The House of Rothschild: A Memoir
When Matthew Rothschild was 8 years old, his grandfather told him a story about a little boy from Chelm who lost his name down a hole. “He was walking along the road,” his grandfather told him, “and shouted his name into the hole. It wasn’t until he got home that he realized it was gone forever.” Unlike the boy from Chelm, whose name would likely have faded into obscurity whether or not it was lost down a hole, little Matthew was an heir to New York’s branch of the Rothschild clan, the international banking and finance dynasty: His name was no small thing to lose.
Still, if you ask him whether having been disowned by his mother and cut off from the family fortune makes him feel like that little boy, Matthew will say no. “When you choose, it’s different from losing,” he said in an interview with the Forward. “I think I’m the better for it.” Now a 27-year-old high-school English teacher, Matthew Rothschild has written “Dumbfounded” (Crown), a memoir of his years growing up with his elderly and eccentric grandparents.
The young Rothschild, an overweight boy with a Jewfro and a penchant for show tunes, is a lovable narrator. The breadth and scope of his childhood misbehavior are epic, and they provide almost as much comic material as his grandmother’s antics (at one point, she brings home a peasant woman as a souvenir from China) and his grandfather’s struggle to maintain his genteel composure in the face of it all.
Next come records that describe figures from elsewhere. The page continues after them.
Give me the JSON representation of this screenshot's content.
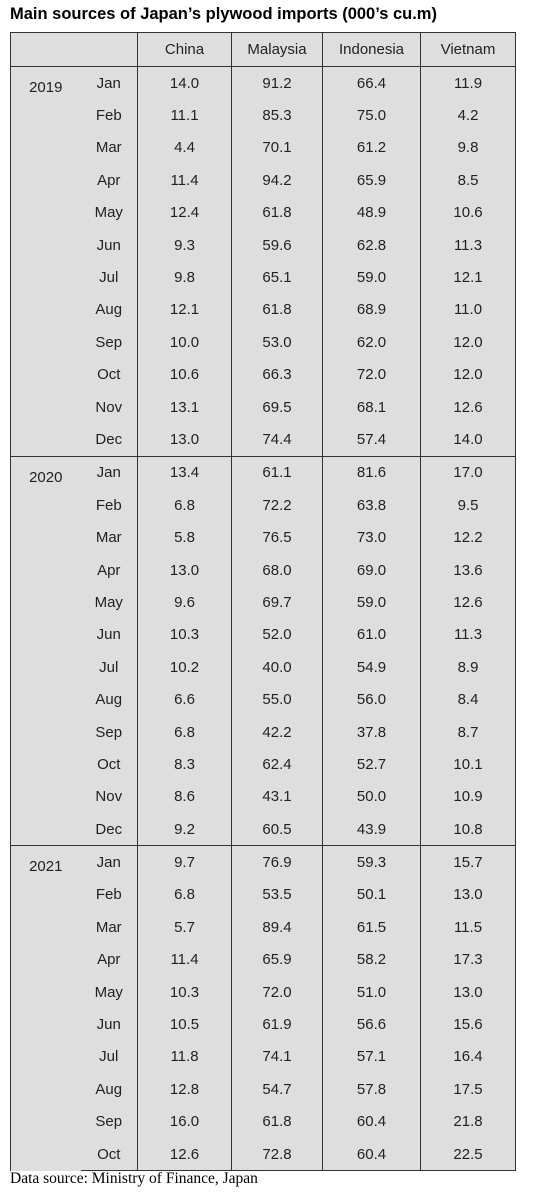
{
  "header": {
    "title": "Main sources of Japan’s plywood imports (000’s cu.m)"
  },
  "table": {
    "columns": [
      "China",
      "Malaysia",
      "Indonesia",
      "Vietnam"
    ],
    "groups": [
      {
        "year": "2019",
        "rows": [
          [
            "Jan",
            "14.0",
            "91.2",
            "66.4",
            "11.9"
          ],
          [
            "Feb",
            "11.1",
            "85.3",
            "75.0",
            "4.2"
          ],
          [
            "Mar",
            "4.4",
            "70.1",
            "61.2",
            "9.8"
          ],
          [
            "Apr",
            "11.4",
            "94.2",
            "65.9",
            "8.5"
          ],
          [
            "May",
            "12.4",
            "61.8",
            "48.9",
            "10.6"
          ],
          [
            "Jun",
            "9.3",
            "59.6",
            "62.8",
            "11.3"
          ],
          [
            "Jul",
            "9.8",
            "65.1",
            "59.0",
            "12.1"
          ],
          [
            "Aug",
            "12.1",
            "61.8",
            "68.9",
            "11.0"
          ],
          [
            "Sep",
            "10.0",
            "53.0",
            "62.0",
            "12.0"
          ],
          [
            "Oct",
            "10.6",
            "66.3",
            "72.0",
            "12.0"
          ],
          [
            "Nov",
            "13.1",
            "69.5",
            "68.1",
            "12.6"
          ],
          [
            "Dec",
            "13.0",
            "74.4",
            "57.4",
            "14.0"
          ]
        ]
      },
      {
        "year": "2020",
        "rows": [
          [
            "Jan",
            "13.4",
            "61.1",
            "81.6",
            "17.0"
          ],
          [
            "Feb",
            "6.8",
            "72.2",
            "63.8",
            "9.5"
          ],
          [
            "Mar",
            "5.8",
            "76.5",
            "73.0",
            "12.2"
          ],
          [
            "Apr",
            "13.0",
            "68.0",
            "69.0",
            "13.6"
          ],
          [
            "May",
            "9.6",
            "69.7",
            "59.0",
            "12.6"
          ],
          [
            "Jun",
            "10.3",
            "52.0",
            "61.0",
            "11.3"
          ],
          [
            "Jul",
            "10.2",
            "40.0",
            "54.9",
            "8.9"
          ],
          [
            "Aug",
            "6.6",
            "55.0",
            "56.0",
            "8.4"
          ],
          [
            "Sep",
            "6.8",
            "42.2",
            "37.8",
            "8.7"
          ],
          [
            "Oct",
            "8.3",
            "62.4",
            "52.7",
            "10.1"
          ],
          [
            "Nov",
            "8.6",
            "43.1",
            "50.0",
            "10.9"
          ],
          [
            "Dec",
            "9.2",
            "60.5",
            "43.9",
            "10.8"
          ]
        ]
      },
      {
        "year": "2021",
        "rows": [
          [
            "Jan",
            "9.7",
            "76.9",
            "59.3",
            "15.7"
          ],
          [
            "Feb",
            "6.8",
            "53.5",
            "50.1",
            "13.0"
          ],
          [
            "Mar",
            "5.7",
            "89.4",
            "61.5",
            "11.5"
          ],
          [
            "Apr",
            "11.4",
            "65.9",
            "58.2",
            "17.3"
          ],
          [
            "May",
            "10.3",
            "72.0",
            "51.0",
            "13.0"
          ],
          [
            "Jun",
            "10.5",
            "61.9",
            "56.6",
            "15.6"
          ],
          [
            "Jul",
            "11.8",
            "74.1",
            "57.1",
            "16.4"
          ],
          [
            "Aug",
            "12.8",
            "54.7",
            "57.8",
            "17.5"
          ],
          [
            "Sep",
            "16.0",
            "61.8",
            "60.4",
            "21.8"
          ],
          [
            "Oct",
            "12.6",
            "72.8",
            "60.4",
            "22.5"
          ]
        ]
      }
    ]
  },
  "footer": {
    "source": "Data source: Ministry of Finance, Japan"
  }
}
“Jewish delicatessens and bakeries may punctuate every other block of New York City,” Rothschild writes, “but thirty years after my grandparents settled on the Upper East Side’s Museum Mile, theirs was still the only Jewish name in the most exclusive building in the most exclusive neighborhood in one of the most exclusive cities in the world.”
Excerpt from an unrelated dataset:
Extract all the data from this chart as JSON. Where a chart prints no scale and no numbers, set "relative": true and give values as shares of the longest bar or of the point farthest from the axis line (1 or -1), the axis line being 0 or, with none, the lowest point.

Matthew’s grandfather, a lifelong diplomat, was concerned with fitting in among the family’s WASPy neighbors — he hated to use the white limousine after Labor Day — but the child’s feisty grandmother loved to make a scene, and she insisted that “oil paintings do not run our life!” When young Matthew’s elite grade school offered only a Christmas backdrop for the Student-of-the-Month photos, the boy’s grandmother came storming into the headmaster’s office, shouting “I’ll drop-kick his Santa-loving ass from here to Macy’s!” When she found young Matthew playing dress-up with a maid’s clothing, his grandmother insisted that he “have some self-respect”: It was a cheap dress, and she was not pleased. “The next time you want to wear a dress,” she said, “come get me, and we’ll find you something decent.”
But the book has an emotional core that prevents it from being simply comical. Matthew’s antics reveal a lonely boy clamoring for attention. As Rothschild explained: “I only acted out around holidays: Christmas, Mother’s Day, Father’s Day. I only realize this now because I’m a teacher and I see it with my students. I wanted someone to tell me that good attention is not the same as bad attention and that I could get attention for other things.” His classmates’ “Upper East Side Syndrome,” which provides so much comic fodder, is also a window through which Matthew tries to understand his distant mother.
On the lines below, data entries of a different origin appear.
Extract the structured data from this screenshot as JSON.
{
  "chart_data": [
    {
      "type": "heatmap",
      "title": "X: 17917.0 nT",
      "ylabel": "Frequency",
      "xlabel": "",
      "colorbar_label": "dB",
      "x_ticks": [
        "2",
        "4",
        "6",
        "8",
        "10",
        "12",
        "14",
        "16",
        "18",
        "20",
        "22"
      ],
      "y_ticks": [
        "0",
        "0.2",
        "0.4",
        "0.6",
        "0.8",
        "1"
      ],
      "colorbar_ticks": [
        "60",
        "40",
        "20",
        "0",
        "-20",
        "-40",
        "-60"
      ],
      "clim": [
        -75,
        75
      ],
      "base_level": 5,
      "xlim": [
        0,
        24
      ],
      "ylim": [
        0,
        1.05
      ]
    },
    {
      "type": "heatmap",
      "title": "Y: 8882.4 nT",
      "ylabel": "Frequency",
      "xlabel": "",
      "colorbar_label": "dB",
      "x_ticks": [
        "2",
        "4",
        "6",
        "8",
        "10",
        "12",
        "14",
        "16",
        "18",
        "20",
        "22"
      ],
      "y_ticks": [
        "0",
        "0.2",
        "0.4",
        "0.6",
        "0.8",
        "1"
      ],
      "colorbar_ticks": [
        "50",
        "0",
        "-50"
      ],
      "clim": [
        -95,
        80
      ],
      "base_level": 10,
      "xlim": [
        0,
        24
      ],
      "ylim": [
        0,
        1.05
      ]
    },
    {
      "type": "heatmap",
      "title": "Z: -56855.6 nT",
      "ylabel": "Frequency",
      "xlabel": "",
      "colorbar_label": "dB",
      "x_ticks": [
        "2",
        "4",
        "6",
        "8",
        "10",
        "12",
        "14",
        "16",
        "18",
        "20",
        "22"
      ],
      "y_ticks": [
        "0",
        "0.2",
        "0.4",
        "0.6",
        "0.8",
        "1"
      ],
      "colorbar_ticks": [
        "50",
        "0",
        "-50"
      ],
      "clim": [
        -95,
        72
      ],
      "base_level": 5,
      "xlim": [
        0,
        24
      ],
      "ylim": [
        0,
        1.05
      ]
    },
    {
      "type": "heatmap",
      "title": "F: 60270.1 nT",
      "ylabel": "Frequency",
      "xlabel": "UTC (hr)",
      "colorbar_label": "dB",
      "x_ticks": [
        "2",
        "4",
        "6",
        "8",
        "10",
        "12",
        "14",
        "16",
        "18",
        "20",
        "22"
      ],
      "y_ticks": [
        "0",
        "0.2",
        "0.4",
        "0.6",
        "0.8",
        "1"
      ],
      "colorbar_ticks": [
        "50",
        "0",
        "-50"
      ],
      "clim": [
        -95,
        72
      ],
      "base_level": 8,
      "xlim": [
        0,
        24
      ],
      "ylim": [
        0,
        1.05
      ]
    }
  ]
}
Although his mother handed him off to her parents when he was only a baby, Rothschild was 19 and a college freshman before he finally abandoned any remaining hope of having a relationship with her. She had often disappointed him, but the betrayal that finally ended their relationship was a larger one than most, as he recounts in the memoir.
“I was so mad, I was so terribly upset, that I decided I was going to go off on my own to spite her,” he told the Forward. “To elect for a life of obscurity or poverty when what you could have is so much more phenomenal, you have to be fueled by either saintly aspirations or some serious anger.”
He paid his own way through the remainder of college, trying his hand at a wide variety of jobs. “I had to do a lot of things that I’d never had to do before — that I had no idea people actually did,” he said, somewhat sheepishly. “Like pay your own bills.” From museum docent to teaching assistant to software architect to video game developer — even a short stint as a busker on a San Francisco street corner — it took Rothschild several years before he stumbled on a copy of David Sedaris’s essay collection “Me Talk Pretty One Day” and discovered his calling. “The way that I was laughing and having such a great time while I was reading this book, I realized, this is what I want to do. I want to make people laugh the way I’m laughing right now,” he said. And if his name gave him a leg up in the publishing world — after all, few 26-year-olds can sell a memoir on spec and get enough of an advance to quit their job, as Matthew has done after four years as a teacher — well, as far as he is concerned, it’s a bit of poetic justice. “It’s only slightly ironic that the financial success that I’ve achieved in the last couple of years has come from me writing this book about my family,” he said. “I get a little chuckle out of that.”
Beth Schwartzapfel is a freelance journalist based in Brooklyn and an adjunct lecturer in English at Brooklyn College.